Steve Wampler <[EMAIL PROTECTED]>:
>Clint Jeffery wrote:
>> 
>> OK, if I remember it right, we recently had a discussion of finding the
>> local timezone, which was finally ended when the original poster relayed a
>> suggestion that our (POSIX-based) system interface actually had a portable
>> method of obtaining the needed information.
>> 
>> Believe it or not, I have a follow-up.  My PC at home gets WAYYYY out of
>> sync on its clock, and I want to write a daemon to auto-reset it once a
>> day from some public Internet clock.
>> 
>> * What is the coolest/simplest protocol for getting the correct time
>>   from a remote server?

NTP is the coolest, daytime is the simplest.  Libtp supports daytime,
but it was just written as the simplest possible protocol to test the
discipline before going on to better things, and I never bothered to
expose it to Unicon.

>> * What OS'es run such a server routinely?

Any decent Unix distribution comes with NTP daemons and ntpdate,
although the big commercial guys are usually a couple versions behind.
Microsoft has some time thingy that's probably not worth investigating
as there are NTP daemons for Windows too.

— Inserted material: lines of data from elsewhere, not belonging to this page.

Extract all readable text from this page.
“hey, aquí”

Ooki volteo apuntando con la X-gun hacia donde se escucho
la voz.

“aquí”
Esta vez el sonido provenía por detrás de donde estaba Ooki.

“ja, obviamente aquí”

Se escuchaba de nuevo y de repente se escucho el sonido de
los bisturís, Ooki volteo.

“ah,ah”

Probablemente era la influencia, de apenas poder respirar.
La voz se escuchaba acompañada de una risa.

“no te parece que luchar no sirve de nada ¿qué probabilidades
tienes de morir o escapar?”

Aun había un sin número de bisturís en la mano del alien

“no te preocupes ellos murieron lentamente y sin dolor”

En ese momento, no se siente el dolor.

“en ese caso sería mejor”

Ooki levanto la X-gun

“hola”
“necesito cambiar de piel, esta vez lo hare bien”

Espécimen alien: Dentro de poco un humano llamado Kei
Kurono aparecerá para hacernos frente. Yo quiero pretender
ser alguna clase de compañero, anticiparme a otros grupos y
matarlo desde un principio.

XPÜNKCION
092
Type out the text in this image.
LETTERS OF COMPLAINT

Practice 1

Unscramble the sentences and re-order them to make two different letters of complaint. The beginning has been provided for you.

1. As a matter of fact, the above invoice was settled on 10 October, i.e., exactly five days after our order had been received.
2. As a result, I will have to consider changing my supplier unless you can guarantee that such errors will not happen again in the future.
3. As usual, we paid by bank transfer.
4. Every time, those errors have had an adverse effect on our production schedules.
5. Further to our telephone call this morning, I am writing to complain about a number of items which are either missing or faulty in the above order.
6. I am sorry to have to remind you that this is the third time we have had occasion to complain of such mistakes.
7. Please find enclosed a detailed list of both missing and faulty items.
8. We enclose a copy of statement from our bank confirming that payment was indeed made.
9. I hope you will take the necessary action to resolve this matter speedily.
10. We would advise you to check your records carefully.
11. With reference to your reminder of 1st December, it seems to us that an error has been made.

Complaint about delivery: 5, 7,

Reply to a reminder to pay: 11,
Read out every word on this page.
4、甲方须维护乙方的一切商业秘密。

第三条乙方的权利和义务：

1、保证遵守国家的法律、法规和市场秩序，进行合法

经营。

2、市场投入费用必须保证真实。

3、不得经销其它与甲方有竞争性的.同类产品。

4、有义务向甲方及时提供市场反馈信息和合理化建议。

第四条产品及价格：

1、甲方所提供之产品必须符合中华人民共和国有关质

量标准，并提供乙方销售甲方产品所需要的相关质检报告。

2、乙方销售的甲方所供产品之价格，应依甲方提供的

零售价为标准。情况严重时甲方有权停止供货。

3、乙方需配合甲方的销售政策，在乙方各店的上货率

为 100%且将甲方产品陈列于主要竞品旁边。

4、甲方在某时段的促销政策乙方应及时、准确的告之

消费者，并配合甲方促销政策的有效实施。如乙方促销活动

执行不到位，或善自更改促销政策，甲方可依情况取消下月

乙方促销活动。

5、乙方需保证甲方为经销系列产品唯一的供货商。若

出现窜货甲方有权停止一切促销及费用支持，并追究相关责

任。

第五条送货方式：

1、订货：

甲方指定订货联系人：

>> * Is it possible to write such a daemon, portably, in Unicon?  I see we have
>>   gettimeofday but apparently not settimeofday.
>> 
>> All suggestions are welcome
>
>Have a look at the NTPv4 protocol.  It's amazingly accurate (to a
>precision
>beyond that of most (all?) PCs and, more importantly, used by the
>Internet
>standard time servers.

For most purposes, NTP can be considered arbitrarily accurate.  The
people behind it are time freaks.  Some have atomic clocks in their
houses.  There's a Microsoft guy who wrote a multi-protocol time
client for Windows who has a collection of varying kinds atomic clocks
in a rack in his house.

If you reboot much, just run ntpdate with a few servers at startup
(ask NMSU admins where their timeservers are).  At home I just run
ntpdate whenever I notice the clock is off because I'm too lazy to set
up ntpd for real, but if you have a *really* bad clock, ntpd will keep
it in sync and even do things locally to make it more accurate.